Thursday, March 03, 2011

Perspective

This semester, I am taking two advanced level statistics courses together. Usually the department spreads it out for students so that students take one statistics course at a time, but academic daddy wanted me to get the stats courses out of my way so that I can start analyzing data and publishing soon. I would have never thought of this idea, but when he asked me to, I cribbed, sulked, even tried to reason with him. Each course is demanding and challenging in its own way, replete with homework, assignments, projects, and exams. However, as you would have rightly guessed, it is futile to argue reason with the advisor. It takes less cognitive load to just do what he says.

Starting this year, my weekdays were inundated with stats. I call Thursday my “statistically significant” day, with classes from 9 am continuing right until 5 pm. It would get so tiring that I would cancel workouts later on, head home, and fall asleep out of sheer fatigue. Then there are assignments every week that involves hours of learning to use SPSS and getting work done. My life was suddenly full of big words like heteroscedasticity, multinomial regression, and linear modeling. It wasn’t terribly unbearable, but I wish I could have spread it over subsequent semesters instead of having an indigestion over a stat-enriched diet.

I was in class early morning, really early. At 7 am, I had reached for the 9 am class. I had a midterm later in the afternoon and I had spent a sleepless night cramming. To ensure I don’t fall asleep in the wee hours of dawn, I had showered, and reached the class 2 hours in advance to study some more. As far as I know, there is only one person in the same boat as I was in, taking both the statistics classes together. Everyone else just took one course. He soon joined me in class, and we started sharing woeful thoughts about the impending midterms later in the day. Staying awake at night made me so cranky that I started to crib about how miserable my life was, how I was missing out on a chunk of socializing and having fun because I was always under pressure to finish the assignments for both classes. It’s not that these were the only two classes I was taking, I was taking five courses in all and producing research as well. He asked me why I was taking it if I was so unhappy, and I told him how it was the brilliant idea of my advisor. The momentous time came then and I asked him why he was taking both of these courses together. I could at least blame my advisor, but what was his story?

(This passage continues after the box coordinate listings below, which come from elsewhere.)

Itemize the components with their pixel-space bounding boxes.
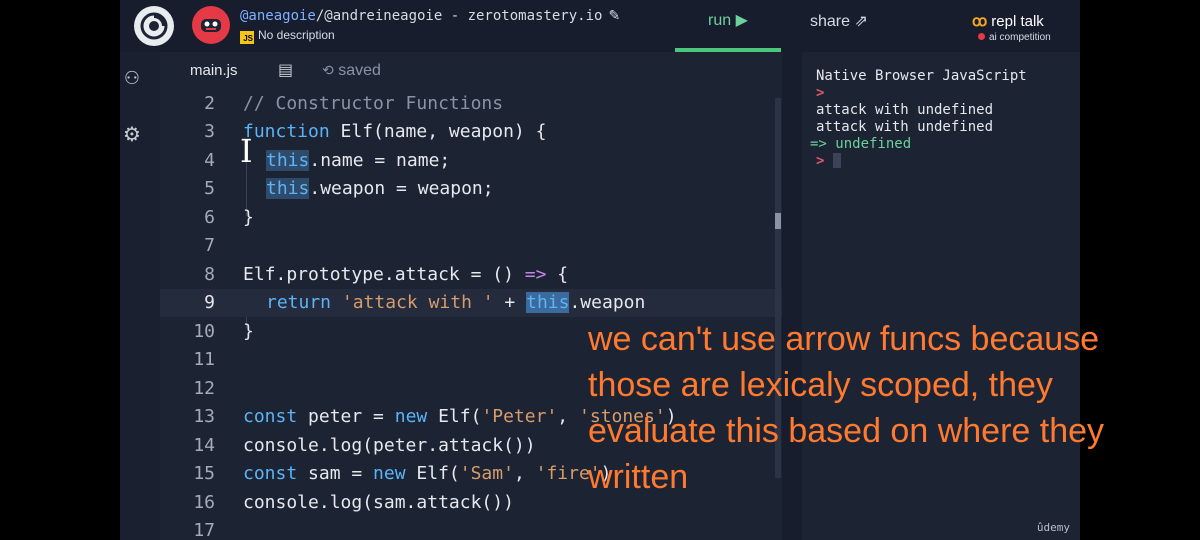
code-text: } bbox=[243, 321, 254, 342]
play-icon: ▶ bbox=[735, 12, 748, 29]
repl-title[interactable]: @aneagoie/@andreineagoie - zerotomastery… bbox=[240, 8, 620, 24]
line-number: 13 bbox=[193, 406, 215, 427]
line-number: 9 bbox=[204, 292, 215, 313]
users-icon: ꝏ bbox=[972, 13, 988, 30]
code-line[interactable]: 17 bbox=[160, 517, 782, 540]
run-label: run bbox=[708, 12, 732, 29]
code-text: return 'attack with ' + this.weapon bbox=[266, 292, 646, 313]
code-line-active[interactable]: 9 return 'attack with ' + this.weapon bbox=[160, 289, 782, 317]
code-line[interactable]: 6} bbox=[160, 204, 782, 232]
ai-competition-label: ai competition bbox=[989, 32, 1051, 43]
line-number: 11 bbox=[193, 349, 215, 370]
add-user-icon[interactable]: ⚇ bbox=[120, 68, 144, 89]
tab-main-js[interactable]: main.js bbox=[190, 62, 238, 79]
repl-logo-icon[interactable] bbox=[134, 6, 174, 46]
pencil-icon[interactable]: ✎ bbox=[608, 8, 620, 24]
code-text: console.log(peter.attack()) bbox=[243, 435, 536, 456]
code-line[interactable]: 7 bbox=[160, 232, 782, 260]
line-number: 7 bbox=[204, 235, 215, 256]
ai-competition-link[interactable]: ai competition bbox=[978, 32, 1051, 43]
left-sidebar: ⚇ ⚙ bbox=[120, 52, 160, 540]
code-text: function Elf(name, weapon) { bbox=[243, 121, 547, 142]
saved-label: saved bbox=[338, 62, 381, 79]
console-input[interactable]: > bbox=[816, 153, 841, 170]
line-number: 12 bbox=[193, 378, 215, 399]
history-icon: ⟲ bbox=[322, 63, 334, 79]
console-caret bbox=[832, 153, 841, 168]
text-cursor-icon: I bbox=[240, 132, 253, 170]
live-dot-icon bbox=[978, 33, 985, 40]
avatar[interactable] bbox=[192, 6, 230, 44]
line-number: 16 bbox=[193, 492, 215, 513]
repl-talk-label: repl talk bbox=[991, 13, 1044, 30]
saved-status: ⟲ saved bbox=[322, 62, 381, 80]
code-line[interactable]: 5 this.weapon = weapon; bbox=[160, 175, 782, 203]
code-text: this.weapon = weapon; bbox=[266, 178, 494, 199]
line-number: 8 bbox=[204, 264, 215, 285]
code-text: // Constructor Functions bbox=[243, 93, 504, 114]
console-result: => undefined bbox=[810, 136, 912, 152]
code-line[interactable]: 2 // Constructor Functions bbox=[160, 90, 782, 118]
run-button[interactable]: run ▶ bbox=[675, 0, 781, 52]
share-label: share bbox=[810, 13, 851, 30]
share-button[interactable]: share ⇗ bbox=[810, 0, 890, 42]
console-prompt: > bbox=[816, 85, 825, 101]
udemy-watermark: ûdemy bbox=[1036, 521, 1070, 534]
repl-talk-link[interactable]: ꝏ repl talk bbox=[972, 12, 1044, 30]
line-number: 14 bbox=[193, 435, 215, 456]
editor-tab-bar: main.js ▤ ⟲ saved bbox=[160, 52, 782, 91]
code-line[interactable]: 4 this.name = name; bbox=[160, 147, 782, 175]
line-number: 15 bbox=[193, 463, 215, 484]
line-number: 17 bbox=[193, 520, 215, 540]
code-text: Elf.prototype.attack = () => { bbox=[243, 264, 569, 285]
scrollbar-marker bbox=[775, 213, 781, 229]
repl-name: /@andreineagoie - zerotomastery.io bbox=[315, 8, 603, 24]
line-number: 2 bbox=[204, 93, 215, 114]
line-number: 3 bbox=[204, 121, 215, 142]
gear-icon[interactable]: ⚙ bbox=[120, 122, 144, 146]
code-line[interactable]: 8 Elf.prototype.attack = () => { bbox=[160, 261, 782, 289]
video-caption: we can't use arrow funcs because those a… bbox=[588, 316, 1188, 500]
caption-line: those are lexicaly scoped, they bbox=[588, 366, 1053, 404]
format-icon[interactable]: ▤ bbox=[278, 60, 293, 79]
code-text: console.log(sam.attack()) bbox=[243, 492, 514, 513]
line-number: 10 bbox=[193, 321, 215, 342]
repl-description[interactable]: JS No description bbox=[240, 28, 335, 44]
top-bar: @aneagoie/@andreineagoie - zerotomastery… bbox=[120, 0, 1080, 52]
repl-owner-link[interactable]: @aneagoie bbox=[240, 8, 316, 24]
console-output: attack with undefined bbox=[816, 102, 994, 118]
code-text: const sam = new Elf('Sam', 'fire') bbox=[243, 463, 612, 484]
console-output: attack with undefined bbox=[816, 119, 994, 135]
code-line[interactable]: 3 function Elf(name, weapon) { bbox=[160, 118, 782, 146]
line-number: 5 bbox=[204, 178, 215, 199]
caption-line: evaluate this based on where they bbox=[588, 412, 1105, 450]
js-badge-icon: JS bbox=[240, 31, 254, 44]
share-icon: ⇗ bbox=[854, 11, 868, 30]
caption-line: written bbox=[588, 458, 689, 496]
code-text: } bbox=[243, 207, 254, 228]
line-number: 6 bbox=[204, 207, 215, 228]
console-header: Native Browser JavaScript bbox=[816, 68, 1027, 84]
description-text: No description bbox=[258, 28, 335, 42]
code-text: this.name = name; bbox=[266, 150, 451, 171]
line-number: 4 bbox=[204, 150, 215, 171]
caption-line: we can't use arrow funcs because bbox=[588, 320, 1100, 358]
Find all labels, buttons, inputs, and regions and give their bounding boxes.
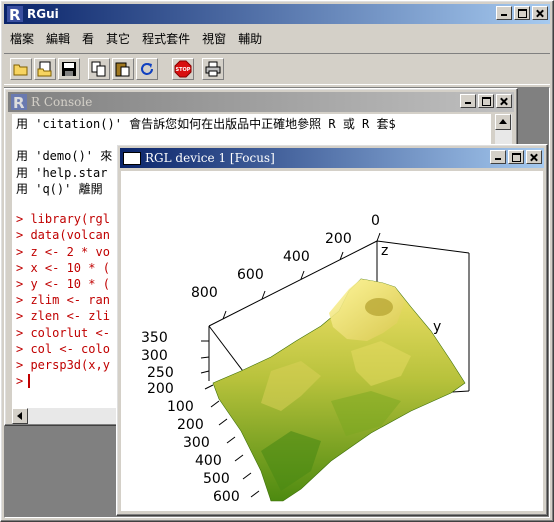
refresh-button[interactable] xyxy=(136,58,158,80)
rgl-device-window: RGL device 1 [Focus] z y 0 200 400 600 8… xyxy=(116,144,548,516)
left-tick-label: 250 xyxy=(147,365,174,381)
toolbar: STOP xyxy=(4,53,550,85)
console-minimize-button[interactable] xyxy=(460,94,476,108)
console-line: > y <- 10 * ( xyxy=(16,277,110,291)
menu-edit[interactable]: 編輯 xyxy=(40,30,76,47)
console-line: > zlen <- zli xyxy=(16,309,110,324)
left-tick-label: 350 xyxy=(141,330,168,346)
scroll-up-button[interactable] xyxy=(495,114,511,130)
open-script-icon xyxy=(13,64,28,76)
copy-button[interactable] xyxy=(88,58,110,80)
menu-packages[interactable]: 程式套件 xyxy=(136,30,196,47)
volcano-surface xyxy=(212,278,466,502)
scroll-left-button[interactable] xyxy=(12,408,28,424)
print-icon xyxy=(205,61,221,77)
left-tick-label: 200 xyxy=(147,381,174,397)
bottom-tick-label: 400 xyxy=(195,453,222,469)
print-button[interactable] xyxy=(202,58,224,80)
save-icon xyxy=(62,62,76,76)
top-tick-label: 600 xyxy=(237,267,264,283)
menu-windows[interactable]: 視窗 xyxy=(196,30,232,47)
rgl-title-bar[interactable]: RGL device 1 [Focus] xyxy=(120,148,544,168)
r-logo-icon: R xyxy=(7,6,23,22)
rgl-title: RGL device 1 [Focus] xyxy=(145,151,275,165)
console-title: R Console xyxy=(31,95,93,109)
console-line: > z <- 2 * vo xyxy=(16,244,110,259)
bottom-tick-label: 200 xyxy=(177,417,204,433)
console-line: 用 'q()' 離開 xyxy=(16,181,103,196)
menu-bar: 檔案 編輯 看 其它 程式套件 視窗 輔助 xyxy=(4,27,550,49)
menu-file[interactable]: 檔案 xyxy=(4,30,40,47)
paste-icon xyxy=(115,62,130,77)
console-line: 用 'help.star xyxy=(16,165,108,180)
top-tick-label: 0 xyxy=(371,213,380,229)
svg-text:R: R xyxy=(9,6,21,22)
open-script-button[interactable] xyxy=(10,58,32,80)
console-line: > persp3d(x,y xyxy=(16,358,110,372)
menu-help[interactable]: 輔助 xyxy=(232,30,268,47)
load-workspace-button[interactable] xyxy=(34,58,56,80)
top-tick-label: 400 xyxy=(283,249,310,265)
top-tick-label: 800 xyxy=(191,285,218,301)
paste-button[interactable] xyxy=(112,58,134,80)
top-tick-label: 200 xyxy=(325,231,352,247)
console-line: > library(rgl xyxy=(16,212,110,227)
console-line: > data(volcan xyxy=(16,228,110,243)
menu-view[interactable]: 看 xyxy=(76,30,100,47)
minimize-button[interactable] xyxy=(496,6,512,20)
rgui-title-bar[interactable]: R RGui xyxy=(4,4,550,24)
text-cursor xyxy=(28,374,30,389)
r-logo-icon: R xyxy=(11,94,27,110)
stop-button[interactable]: STOP xyxy=(172,58,194,80)
left-tick-label: 300 xyxy=(141,348,168,364)
rgl-close-button[interactable] xyxy=(526,150,542,164)
rgui-title: RGui xyxy=(27,7,59,21)
refresh-icon xyxy=(141,63,153,75)
bottom-tick-label: 300 xyxy=(183,435,210,451)
bottom-tick-label: 100 xyxy=(167,399,194,415)
console-line: > col <- colo xyxy=(16,341,110,356)
console-line: > colorlut <- xyxy=(16,325,110,340)
z-axis-label: z xyxy=(381,243,389,259)
svg-text:R: R xyxy=(13,94,25,110)
stop-icon: STOP xyxy=(174,60,192,78)
window-icon xyxy=(123,151,141,165)
maximize-button[interactable] xyxy=(514,6,530,20)
console-title-bar[interactable]: R R Console xyxy=(8,92,514,112)
console-maximize-button[interactable] xyxy=(478,94,494,108)
rgl-maximize-button[interactable] xyxy=(508,150,524,164)
close-button[interactable] xyxy=(532,6,548,20)
y-axis-label: y xyxy=(433,319,442,335)
svg-text:STOP: STOP xyxy=(176,67,191,73)
console-line: > x <- 10 * ( xyxy=(16,260,110,275)
bottom-tick-label: 500 xyxy=(203,471,230,487)
save-button[interactable] xyxy=(58,58,80,80)
menu-misc[interactable]: 其它 xyxy=(100,30,136,47)
console-line: 用 'demo()' 來 xyxy=(16,149,113,164)
volcano-3d-plot[interactable] xyxy=(121,171,545,513)
copy-icon xyxy=(91,61,106,77)
rgl-canvas[interactable]: z y 0 200 400 600 800 350 300 250 200 10… xyxy=(121,171,543,511)
console-line: > zlim <- ran xyxy=(16,293,110,308)
console-close-button[interactable] xyxy=(496,94,512,108)
load-workspace-icon xyxy=(37,61,52,77)
console-line: 用 'citation()' 會告訴您如何在出版品中正確地參照 R 或 R 套$ xyxy=(16,117,396,131)
bottom-tick-label: 600 xyxy=(213,489,240,505)
rgl-minimize-button[interactable] xyxy=(490,150,506,164)
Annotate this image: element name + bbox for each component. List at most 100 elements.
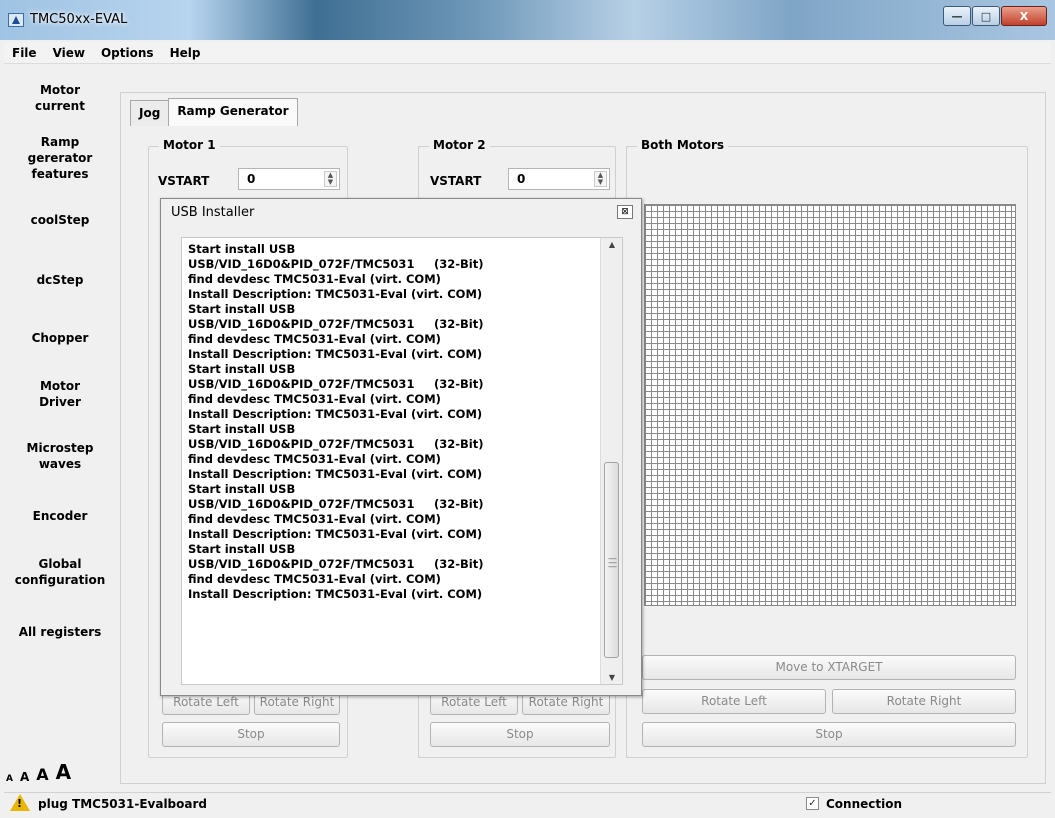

Nothing could have prepared me for his story. His wife was working and hence he decided to start a PhD. A few months down the line, his wife lost her job and was unable to find one. And yes, they have three kids to take care of. So, it is in his best interests to take as many required courses as he can so that he can graduate early and does not have to spend an extra year taking courses. By the way, we both have been just six months into our programs.

He seemed very matter of fact when he said this, but my jaws dropped as I heard him say that. Nothing could have prepared me for his story. I felt so humbled, and so guilty. Here I was acting like a spoilt brat, cribbing because I couldn’t attend a few seemingly insignificant get-togethers, couldn’t socialize some evenings, and that’s there is to it. I neither had a family to feed, nor had a change of circumstances that would make me plan ahead and load myself with courses to finish my PhD sooner. A carefree, blessed, happy-go-lucky person who had absolutely no responsibilities other than the self-inflicted responsibility of doing well in academics, I was cribbing as if this was the end of the world. His story left me with such a sense of sadness that I am never going to complain about too many courses again. I see now that it is all a matter of perspective.

sunshine

1 comment:

Kolor said...

Very true. The family PhD people are usually the most efficient as well. Get the most work done in the least time. This case shows that there are other with more serious reasons than us. I would like to argue that this is not a good reason for you to take more courses without complaining. Your colleague is missing out on a lot of fun and socializing that being a PhD student is associated with. This time will not come back, ever.

An exaggerated but relevant analogy to this would be for a woman to happily accept discrimination in corporate circles just because somewhere in the world(afghanistan) women are beaten with chains for mistakenly baring their skin.